Syntax-informed Question Answering with Heterogeneous Graph Transformer

Fangyi Zhu,Lok You Tan,See-Kiong Ng,Stéphane Bressan
DOI: https://doi.org/10.48550/arXiv.2204.09655
2022-05-23
Abstract:Large neural language models are steadily contributing state-of-the-art performance to question answering and other natural language and information processing tasks. These models are expensive to train. We propose to evaluate whether such pre-trained models can benefit from the addition of explicit linguistics information without requiring retraining from scratch. We present a linguistics-informed question answering approach that extends and fine-tunes a pre-trained transformer-based neural language model with symbolic knowledge encoded with a heterogeneous graph transformer. We illustrate the approach by the addition of syntactic information in the form of dependency and constituency graphic structures connecting tokens and virtual vertices. A comparative empirical performance evaluation with BERT as its baseline and with Stanford Question Answering Dataset demonstrates the competitiveness of the proposed approach. We argue, in conclusion and in the light of further results of preliminary experiments, that the approach is extensible to further linguistics information including semantics and pragmatics.

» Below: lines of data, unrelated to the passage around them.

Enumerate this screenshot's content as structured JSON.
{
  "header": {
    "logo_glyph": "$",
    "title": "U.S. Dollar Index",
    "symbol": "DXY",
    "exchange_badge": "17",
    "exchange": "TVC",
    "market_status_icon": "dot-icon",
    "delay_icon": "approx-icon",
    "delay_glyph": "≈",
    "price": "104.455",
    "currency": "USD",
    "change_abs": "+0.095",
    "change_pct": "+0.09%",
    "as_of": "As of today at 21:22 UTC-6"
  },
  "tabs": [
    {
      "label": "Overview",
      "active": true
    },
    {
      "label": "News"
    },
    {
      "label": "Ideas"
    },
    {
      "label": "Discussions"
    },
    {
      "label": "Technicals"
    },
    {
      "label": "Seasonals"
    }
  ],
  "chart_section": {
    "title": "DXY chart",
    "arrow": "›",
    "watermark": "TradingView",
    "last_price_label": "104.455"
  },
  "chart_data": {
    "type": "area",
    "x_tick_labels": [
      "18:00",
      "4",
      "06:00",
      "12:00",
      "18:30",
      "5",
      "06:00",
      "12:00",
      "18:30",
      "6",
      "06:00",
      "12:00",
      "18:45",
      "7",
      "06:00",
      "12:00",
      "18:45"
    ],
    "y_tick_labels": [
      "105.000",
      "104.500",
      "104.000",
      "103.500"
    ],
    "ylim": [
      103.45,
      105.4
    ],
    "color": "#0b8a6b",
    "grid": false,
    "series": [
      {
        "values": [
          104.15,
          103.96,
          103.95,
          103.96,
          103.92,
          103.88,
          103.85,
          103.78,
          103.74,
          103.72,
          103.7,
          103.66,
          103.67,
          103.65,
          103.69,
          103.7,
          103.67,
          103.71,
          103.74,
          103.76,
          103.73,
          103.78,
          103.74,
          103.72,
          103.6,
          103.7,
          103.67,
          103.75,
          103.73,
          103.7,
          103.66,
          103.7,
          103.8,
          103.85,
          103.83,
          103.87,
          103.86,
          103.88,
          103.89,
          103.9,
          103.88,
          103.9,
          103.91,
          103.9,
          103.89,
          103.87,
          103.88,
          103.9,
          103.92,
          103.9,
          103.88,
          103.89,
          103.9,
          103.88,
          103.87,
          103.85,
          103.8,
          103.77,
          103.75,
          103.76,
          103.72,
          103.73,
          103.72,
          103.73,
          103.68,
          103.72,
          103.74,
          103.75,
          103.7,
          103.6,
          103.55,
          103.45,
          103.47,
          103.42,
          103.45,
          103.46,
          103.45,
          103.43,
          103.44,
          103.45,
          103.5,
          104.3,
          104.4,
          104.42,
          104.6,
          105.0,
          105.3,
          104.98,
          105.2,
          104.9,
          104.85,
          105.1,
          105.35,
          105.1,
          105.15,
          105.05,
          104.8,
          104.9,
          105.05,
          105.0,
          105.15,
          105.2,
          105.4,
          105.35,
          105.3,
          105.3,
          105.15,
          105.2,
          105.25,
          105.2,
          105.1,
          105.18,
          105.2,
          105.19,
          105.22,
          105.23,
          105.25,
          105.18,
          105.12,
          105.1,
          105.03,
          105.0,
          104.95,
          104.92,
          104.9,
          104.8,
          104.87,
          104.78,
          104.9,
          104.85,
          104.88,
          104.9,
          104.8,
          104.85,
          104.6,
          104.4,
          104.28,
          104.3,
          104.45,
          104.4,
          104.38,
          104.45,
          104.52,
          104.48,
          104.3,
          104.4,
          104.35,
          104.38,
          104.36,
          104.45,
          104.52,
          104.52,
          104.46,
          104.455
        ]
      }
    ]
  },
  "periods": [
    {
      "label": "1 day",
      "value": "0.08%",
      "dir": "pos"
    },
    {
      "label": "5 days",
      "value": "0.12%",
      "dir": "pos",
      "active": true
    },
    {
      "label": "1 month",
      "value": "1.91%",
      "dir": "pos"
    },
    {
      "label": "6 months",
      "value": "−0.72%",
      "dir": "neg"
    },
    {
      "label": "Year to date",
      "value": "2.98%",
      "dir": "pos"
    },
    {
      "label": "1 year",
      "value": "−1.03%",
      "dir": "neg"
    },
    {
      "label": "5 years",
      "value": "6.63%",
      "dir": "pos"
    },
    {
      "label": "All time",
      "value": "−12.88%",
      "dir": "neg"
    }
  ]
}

Computation and Language,Artificial Intelligence
What problem does this paper attempt to address?
The problem that this paper attempts to solve is: How to improve the performance of pre - trained language models in question - answering tasks by adding explicit linguistic information (such as syntactic information) without re - training the pre - trained language models. Specifically, the authors proposed a question - answering method (SyHGT) for enhancing linguistic information based on heterogeneous graph transformers. This method extends and fine - tunes a pre - trained Transformer - based neural language model and encodes the heterogeneous graph transformer through symbolic knowledge, especially connecting the syntactic information of tokens and virtual vertices in the form of dependency graphs and constituent trees. Experimental results show that, compared with using only the pre - trained BERT, this method has improved performance on the Stanford Question Answering Dataset (SQuAD), especially in terms of exact match (EM) and F1 score.